Speeding-related motor vehicle accidents are those in which the crash occurred at least in part because the driver was racing, driving above the speed limit or going too fast for conditions. Fatalities that happen as a result of motor vehicle accidents caused by speeding are on the decline compared to a decade ago, but speeding remains a serious issue in Louisiana and across the country. In 2018, it was a factor in more than one-quarter of traffic deaths.
Speed, age and sex
Younger drivers are more likely to cause speed-related crashes. In all age groups, female drivers speed less than male drivers do. The most likely demographic group to be speeding when a fatal motor vehicle accident occurs is male drivers who are 15-24 in age. The incidence of speeding-related deadly crashes decreases with increasing age, with fewer than 10% of drivers 75 and over involved in fatal accidents with excessive speed as a factor.

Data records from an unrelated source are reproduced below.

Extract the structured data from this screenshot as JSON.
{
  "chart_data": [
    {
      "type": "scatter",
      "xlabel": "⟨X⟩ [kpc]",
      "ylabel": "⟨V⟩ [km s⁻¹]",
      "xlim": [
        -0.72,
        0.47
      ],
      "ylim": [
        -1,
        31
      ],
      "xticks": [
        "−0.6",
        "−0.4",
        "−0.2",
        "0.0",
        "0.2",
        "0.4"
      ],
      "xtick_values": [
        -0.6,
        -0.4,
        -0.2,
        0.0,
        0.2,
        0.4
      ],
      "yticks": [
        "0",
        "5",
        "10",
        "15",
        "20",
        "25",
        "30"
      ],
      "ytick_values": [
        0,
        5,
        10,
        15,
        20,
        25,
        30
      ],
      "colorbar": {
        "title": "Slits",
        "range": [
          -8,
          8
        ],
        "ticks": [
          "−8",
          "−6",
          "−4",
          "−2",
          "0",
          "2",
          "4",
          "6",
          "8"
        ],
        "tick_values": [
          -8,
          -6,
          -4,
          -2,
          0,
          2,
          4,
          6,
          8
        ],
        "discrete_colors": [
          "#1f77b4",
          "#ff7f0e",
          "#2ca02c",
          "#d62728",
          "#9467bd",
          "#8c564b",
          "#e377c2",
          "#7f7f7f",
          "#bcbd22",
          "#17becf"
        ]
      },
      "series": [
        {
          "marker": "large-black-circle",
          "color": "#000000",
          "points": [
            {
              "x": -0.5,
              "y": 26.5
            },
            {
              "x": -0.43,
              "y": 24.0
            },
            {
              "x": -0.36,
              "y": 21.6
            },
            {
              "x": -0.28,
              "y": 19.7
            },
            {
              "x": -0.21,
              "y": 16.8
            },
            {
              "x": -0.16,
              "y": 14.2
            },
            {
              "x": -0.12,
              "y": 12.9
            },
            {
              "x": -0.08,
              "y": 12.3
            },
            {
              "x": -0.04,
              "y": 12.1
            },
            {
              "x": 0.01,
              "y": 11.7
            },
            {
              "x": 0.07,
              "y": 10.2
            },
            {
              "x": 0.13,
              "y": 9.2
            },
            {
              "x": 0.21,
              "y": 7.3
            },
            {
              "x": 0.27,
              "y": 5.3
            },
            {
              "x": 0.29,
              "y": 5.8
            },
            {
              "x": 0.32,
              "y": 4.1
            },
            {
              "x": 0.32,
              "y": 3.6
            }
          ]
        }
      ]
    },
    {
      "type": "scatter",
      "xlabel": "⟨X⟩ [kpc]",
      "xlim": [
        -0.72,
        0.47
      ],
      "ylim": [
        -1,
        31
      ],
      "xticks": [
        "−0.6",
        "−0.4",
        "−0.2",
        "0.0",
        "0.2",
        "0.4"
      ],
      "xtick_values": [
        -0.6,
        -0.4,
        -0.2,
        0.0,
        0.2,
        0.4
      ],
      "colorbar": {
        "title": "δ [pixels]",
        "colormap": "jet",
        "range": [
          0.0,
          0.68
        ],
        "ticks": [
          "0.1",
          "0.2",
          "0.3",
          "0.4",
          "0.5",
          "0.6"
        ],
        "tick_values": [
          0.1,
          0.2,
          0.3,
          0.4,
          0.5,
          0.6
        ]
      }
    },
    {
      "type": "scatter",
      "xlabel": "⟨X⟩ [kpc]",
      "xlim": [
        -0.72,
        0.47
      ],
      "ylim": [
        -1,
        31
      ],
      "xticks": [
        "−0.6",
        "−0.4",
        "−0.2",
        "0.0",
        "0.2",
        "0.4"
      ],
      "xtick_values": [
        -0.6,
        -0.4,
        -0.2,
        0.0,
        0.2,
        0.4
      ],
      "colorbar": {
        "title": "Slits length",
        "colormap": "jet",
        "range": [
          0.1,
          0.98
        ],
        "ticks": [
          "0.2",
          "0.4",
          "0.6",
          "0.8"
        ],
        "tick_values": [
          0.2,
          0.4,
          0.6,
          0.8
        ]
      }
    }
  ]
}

Road surface and alcohol use
Road conditions and alcohol consumption can both exacerbate the dangerous effects of speeding. Just 16% of the drivers in deadly crashes in 2018 were on dry roads. In contrast, more than one-third were on roads that had snow or slush on them. Almost half of drivers were on mud, dirt or gravel roads. Wet roads, roads with standing water or water moving over them and roads with ice or frost also presented hazards. Among drivers aged 25 to 44 who are in deadly speed-related motor vehicle accidents, more than 40% are also under the influence of alcohol. Just 22% of drivers younger than 21 are and less than one-third in the 55 to 64 age group. The percentage of drivers in speed-related fatal crashes who are also alcohol-impaired continues to fall with age.
Even when a crash is not fatal, passengers and other drivers may suffer catastrophic injuries, including traumatic brain injury and broken bones. Drivers who cause a motor vehicle accident might owe compensation to individuals who are injured. This compensation can be critical for people who may have long recovery periods ahead or who may never recover permanently.